Originally, these repositories were public. However, they were made private after developers noticed they contained sensitive information, such as authentication credentials. Despite being set to private, the data still remains accessible through Copilot.
AI security firm Lasso uncovered this issue in late 2024. After discovering in January that Copilot continued to access these private repositories, Lasso wanted to assess the full impact of the problem.
Zombie Repositories
Lasso researchers, Ophir Dror and Bar Lanyado, noted, “We were shocked to see how easily this data could be accessed. Even if a repository was public for only a short time, tools like Copilot can index it.” They focused on identifying “zombie repositories”—those that were once public but are now private.

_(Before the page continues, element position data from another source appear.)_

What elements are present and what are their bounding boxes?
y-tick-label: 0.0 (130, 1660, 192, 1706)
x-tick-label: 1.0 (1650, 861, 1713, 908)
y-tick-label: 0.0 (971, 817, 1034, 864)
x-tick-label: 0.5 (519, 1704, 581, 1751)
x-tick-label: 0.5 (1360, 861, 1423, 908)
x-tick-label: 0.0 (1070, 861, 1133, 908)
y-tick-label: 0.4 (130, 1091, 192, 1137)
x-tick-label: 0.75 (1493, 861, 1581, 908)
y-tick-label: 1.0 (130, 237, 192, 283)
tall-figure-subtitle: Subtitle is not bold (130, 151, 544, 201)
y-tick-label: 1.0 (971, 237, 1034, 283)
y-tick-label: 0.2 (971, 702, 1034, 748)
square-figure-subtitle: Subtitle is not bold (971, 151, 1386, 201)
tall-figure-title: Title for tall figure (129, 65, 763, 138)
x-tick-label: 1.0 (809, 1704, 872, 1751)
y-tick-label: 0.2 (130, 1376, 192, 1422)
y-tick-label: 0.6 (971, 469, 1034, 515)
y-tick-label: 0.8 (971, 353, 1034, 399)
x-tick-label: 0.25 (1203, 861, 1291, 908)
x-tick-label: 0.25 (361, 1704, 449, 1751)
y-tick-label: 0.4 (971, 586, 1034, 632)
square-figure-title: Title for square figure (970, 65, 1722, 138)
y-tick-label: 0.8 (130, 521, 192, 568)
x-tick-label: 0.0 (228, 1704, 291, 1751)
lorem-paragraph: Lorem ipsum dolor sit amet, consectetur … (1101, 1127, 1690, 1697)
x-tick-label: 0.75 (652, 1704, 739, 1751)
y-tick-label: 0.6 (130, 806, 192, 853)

After finding that Copilot was even exposing one of Lasso’s private repositories, the researchers traced the issue back to Bing’s caching system. The search engine had indexed the repositories when they were public and didn’t remove them when the status changed to private. Since Copilot uses Bing for searches, this outdated information remained accessible.
After Lasso reported the issue in November, Microsoft took steps to correct it. They confirmed that private data was no longer available through Bing’s cache. However, Lasso made another startling discovery: Copilot still provided access to a repository that had been made private as a result of a lawsuit. This repository allegedly contained tools designed to bypass safety measures in Microsoft’s AI offerings. Although the repository was removed from GitHub, the tools were still available through Copilot.